Elite elimination osprey optimization algorithm optimized kernel extreme learning machine for bankruptcy prediction problems
摘要
This study addresses the limitations of traditional bankruptcy prediction models, which often struggle with nonlinear financial data due to their tendency to fall into local optima, low efficiency in parameter optimization, and insufficient prediction accuracy. To overcome these issues, we propose a novel bankruptcy prediction model, EEOOA-KELM, which integrates the Elite-Elimination Osprey Optimization Algorithm (EEOOA) with Kernel Extreme Learning Machine (KELM). First, the standard Osprey Optimization Algorithm is enhanced by incorporating three core mechanisms: an elite-guided Lévy mutation strategy, a precise elimination and generation mechanism, and a global-best-guided boundary control. These improvements effectively balance the algorithm’s global exploration and local exploitation capabilities. Benchmark evaluations on the CEC2020 and CEC2022 test suites demonstrate that EEOOA achieves superior convergence speed and solution accuracy on unimodal, multimodal, and hybrid test functions in both 10- and 20-dimensional settings, significantly outperforming seven state-of-the-art algorithms, including the Grey Wolf Optimizer and Whale Optimization Algorithm.

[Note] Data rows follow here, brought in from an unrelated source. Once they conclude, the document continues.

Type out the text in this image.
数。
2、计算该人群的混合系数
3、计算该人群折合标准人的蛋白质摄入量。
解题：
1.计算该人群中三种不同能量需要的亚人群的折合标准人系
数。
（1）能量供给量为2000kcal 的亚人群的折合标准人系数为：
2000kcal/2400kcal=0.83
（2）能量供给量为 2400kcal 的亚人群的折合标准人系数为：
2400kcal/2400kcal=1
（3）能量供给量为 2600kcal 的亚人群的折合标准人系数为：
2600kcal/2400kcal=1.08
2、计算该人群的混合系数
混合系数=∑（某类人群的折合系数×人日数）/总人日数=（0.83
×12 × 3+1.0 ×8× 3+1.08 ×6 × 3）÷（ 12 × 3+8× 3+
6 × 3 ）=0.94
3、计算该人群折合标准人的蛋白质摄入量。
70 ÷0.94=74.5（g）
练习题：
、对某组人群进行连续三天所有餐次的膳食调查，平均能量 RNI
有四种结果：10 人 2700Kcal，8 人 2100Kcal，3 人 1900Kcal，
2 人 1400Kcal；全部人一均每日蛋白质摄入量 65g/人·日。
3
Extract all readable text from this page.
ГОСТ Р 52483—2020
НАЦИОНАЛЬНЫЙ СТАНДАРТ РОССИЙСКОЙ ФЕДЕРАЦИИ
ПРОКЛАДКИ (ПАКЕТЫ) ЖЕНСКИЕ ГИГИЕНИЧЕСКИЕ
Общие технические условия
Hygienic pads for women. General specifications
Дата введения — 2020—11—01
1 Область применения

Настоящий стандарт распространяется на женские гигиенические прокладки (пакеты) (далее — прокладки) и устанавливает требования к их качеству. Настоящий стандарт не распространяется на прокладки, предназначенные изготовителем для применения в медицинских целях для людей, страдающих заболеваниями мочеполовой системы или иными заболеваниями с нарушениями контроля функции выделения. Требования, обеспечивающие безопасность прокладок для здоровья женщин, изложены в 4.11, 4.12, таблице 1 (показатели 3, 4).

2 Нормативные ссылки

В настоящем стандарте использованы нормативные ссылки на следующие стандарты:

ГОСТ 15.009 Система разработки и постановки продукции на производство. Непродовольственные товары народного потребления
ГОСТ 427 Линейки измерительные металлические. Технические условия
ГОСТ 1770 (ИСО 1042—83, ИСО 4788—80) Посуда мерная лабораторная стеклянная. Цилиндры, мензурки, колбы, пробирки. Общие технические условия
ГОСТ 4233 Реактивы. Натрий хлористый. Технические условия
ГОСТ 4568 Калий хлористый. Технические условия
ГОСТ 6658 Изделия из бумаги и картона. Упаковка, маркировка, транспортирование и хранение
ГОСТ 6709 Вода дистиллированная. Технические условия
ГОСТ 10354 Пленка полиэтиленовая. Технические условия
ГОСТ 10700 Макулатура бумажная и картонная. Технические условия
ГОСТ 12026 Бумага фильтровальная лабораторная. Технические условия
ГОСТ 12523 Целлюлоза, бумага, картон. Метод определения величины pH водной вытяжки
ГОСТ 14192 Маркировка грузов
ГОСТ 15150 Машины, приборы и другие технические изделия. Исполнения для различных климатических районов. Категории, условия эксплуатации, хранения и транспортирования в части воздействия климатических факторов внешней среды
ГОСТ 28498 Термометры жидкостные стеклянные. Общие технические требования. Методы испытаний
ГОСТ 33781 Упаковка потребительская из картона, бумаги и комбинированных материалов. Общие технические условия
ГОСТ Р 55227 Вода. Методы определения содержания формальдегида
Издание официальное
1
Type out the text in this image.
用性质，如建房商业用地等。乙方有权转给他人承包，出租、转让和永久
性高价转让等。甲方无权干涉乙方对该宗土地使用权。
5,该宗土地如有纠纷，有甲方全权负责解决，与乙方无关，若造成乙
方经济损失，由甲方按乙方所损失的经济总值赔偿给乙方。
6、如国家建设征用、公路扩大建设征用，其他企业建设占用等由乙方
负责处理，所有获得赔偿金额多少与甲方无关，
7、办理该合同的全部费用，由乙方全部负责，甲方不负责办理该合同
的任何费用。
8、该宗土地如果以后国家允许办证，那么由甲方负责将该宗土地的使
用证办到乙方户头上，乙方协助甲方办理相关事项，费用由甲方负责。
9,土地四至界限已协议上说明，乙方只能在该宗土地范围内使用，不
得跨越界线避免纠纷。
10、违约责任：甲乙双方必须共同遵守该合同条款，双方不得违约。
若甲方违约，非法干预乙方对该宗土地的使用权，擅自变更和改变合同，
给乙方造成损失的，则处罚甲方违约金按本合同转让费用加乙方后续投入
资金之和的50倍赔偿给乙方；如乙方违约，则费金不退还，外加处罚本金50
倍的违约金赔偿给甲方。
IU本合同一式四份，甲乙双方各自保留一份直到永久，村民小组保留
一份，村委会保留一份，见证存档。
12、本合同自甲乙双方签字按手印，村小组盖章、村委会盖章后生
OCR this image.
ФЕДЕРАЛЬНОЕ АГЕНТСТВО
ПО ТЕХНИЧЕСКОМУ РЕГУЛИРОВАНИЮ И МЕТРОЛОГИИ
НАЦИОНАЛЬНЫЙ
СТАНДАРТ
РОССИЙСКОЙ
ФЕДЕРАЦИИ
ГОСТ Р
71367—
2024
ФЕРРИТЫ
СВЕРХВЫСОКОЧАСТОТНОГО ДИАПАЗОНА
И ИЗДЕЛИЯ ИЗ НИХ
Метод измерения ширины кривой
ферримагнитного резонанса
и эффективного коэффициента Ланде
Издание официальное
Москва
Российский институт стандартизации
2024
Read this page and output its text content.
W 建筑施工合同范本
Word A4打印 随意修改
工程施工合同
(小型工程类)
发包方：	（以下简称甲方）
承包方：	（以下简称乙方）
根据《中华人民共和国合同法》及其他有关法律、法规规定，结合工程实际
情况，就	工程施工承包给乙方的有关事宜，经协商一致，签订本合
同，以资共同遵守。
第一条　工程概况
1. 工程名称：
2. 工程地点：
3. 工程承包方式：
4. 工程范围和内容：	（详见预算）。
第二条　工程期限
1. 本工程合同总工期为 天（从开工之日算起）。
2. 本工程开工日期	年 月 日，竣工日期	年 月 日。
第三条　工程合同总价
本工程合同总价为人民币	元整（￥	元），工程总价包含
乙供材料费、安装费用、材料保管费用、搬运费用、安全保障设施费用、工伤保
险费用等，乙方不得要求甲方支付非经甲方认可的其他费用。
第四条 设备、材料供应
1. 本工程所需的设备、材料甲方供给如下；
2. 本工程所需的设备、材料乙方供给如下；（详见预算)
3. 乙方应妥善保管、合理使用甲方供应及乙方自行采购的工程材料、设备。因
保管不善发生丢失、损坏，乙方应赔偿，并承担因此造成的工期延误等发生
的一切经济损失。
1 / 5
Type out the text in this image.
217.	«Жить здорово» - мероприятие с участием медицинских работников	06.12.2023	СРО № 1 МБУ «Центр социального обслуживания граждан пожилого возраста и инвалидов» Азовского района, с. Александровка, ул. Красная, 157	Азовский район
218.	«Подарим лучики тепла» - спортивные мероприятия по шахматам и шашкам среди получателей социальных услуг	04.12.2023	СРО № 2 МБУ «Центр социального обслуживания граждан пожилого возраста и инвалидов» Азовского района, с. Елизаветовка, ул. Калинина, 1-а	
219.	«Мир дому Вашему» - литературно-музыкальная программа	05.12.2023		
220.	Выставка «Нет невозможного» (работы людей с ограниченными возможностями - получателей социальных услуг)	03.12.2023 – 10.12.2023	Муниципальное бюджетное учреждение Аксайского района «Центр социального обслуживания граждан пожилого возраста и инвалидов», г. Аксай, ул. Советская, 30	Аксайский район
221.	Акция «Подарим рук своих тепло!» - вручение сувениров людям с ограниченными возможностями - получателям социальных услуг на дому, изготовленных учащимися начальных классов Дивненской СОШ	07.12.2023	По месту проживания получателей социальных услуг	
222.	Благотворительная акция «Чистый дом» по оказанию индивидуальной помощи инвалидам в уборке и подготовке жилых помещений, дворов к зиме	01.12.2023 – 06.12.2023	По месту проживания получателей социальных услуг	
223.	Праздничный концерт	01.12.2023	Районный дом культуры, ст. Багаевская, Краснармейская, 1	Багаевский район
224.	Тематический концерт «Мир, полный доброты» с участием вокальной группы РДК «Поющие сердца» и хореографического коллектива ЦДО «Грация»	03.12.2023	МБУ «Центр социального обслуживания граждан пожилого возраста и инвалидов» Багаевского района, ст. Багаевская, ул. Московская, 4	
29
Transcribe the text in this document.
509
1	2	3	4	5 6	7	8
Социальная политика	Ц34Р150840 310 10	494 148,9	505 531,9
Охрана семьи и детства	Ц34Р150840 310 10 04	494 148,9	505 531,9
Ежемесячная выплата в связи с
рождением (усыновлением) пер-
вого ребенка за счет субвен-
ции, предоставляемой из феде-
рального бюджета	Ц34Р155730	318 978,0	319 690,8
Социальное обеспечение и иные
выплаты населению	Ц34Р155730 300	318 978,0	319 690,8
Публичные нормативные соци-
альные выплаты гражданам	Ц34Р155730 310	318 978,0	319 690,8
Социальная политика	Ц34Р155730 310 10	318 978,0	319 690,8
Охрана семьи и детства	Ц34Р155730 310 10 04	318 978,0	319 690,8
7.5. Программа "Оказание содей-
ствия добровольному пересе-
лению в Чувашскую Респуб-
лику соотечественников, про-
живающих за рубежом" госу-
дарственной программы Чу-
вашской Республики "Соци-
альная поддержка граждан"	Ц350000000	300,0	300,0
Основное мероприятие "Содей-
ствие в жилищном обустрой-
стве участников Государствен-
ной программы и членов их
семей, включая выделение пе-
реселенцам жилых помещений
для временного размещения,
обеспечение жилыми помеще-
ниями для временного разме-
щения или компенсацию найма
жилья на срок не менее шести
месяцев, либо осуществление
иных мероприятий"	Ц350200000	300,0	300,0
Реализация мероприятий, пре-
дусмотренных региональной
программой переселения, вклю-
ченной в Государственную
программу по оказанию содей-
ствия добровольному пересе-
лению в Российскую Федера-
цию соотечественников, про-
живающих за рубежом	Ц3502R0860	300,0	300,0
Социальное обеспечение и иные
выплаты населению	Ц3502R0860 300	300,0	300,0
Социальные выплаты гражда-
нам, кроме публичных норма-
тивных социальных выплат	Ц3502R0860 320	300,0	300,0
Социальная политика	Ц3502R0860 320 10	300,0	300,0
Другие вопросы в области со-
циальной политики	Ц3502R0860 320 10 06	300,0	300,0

Building upon this, EEOOA is employed to optimize the kernel parameters and regularization coefficient of KELM, using the classification error rate from 10-fold cross-validation as the fitness function, thus constructing the EEOOA-KELM bankruptcy prediction model. Experiments on the Wieslaw enterprise bankruptcy dataset reveal that the proposed model achieves higher performance across multiple metrics—accuracy (76.6677%), precision (74.6096%), recall (77.6439%), and F1-score (75.5041%)—compared with competing models, while also demonstrating better stability and generalization ability. Further analyses of the fitness iteration curves and boxplots confirm that EEOOA provides faster convergence and lower error rates when optimizing KELM parameters, with minimal performance fluctuations across multiple cross-validation runs. Overall, this research introduces an efficient and reliable method for financial risk early warning, offering both significant theoretical contributions and practical value.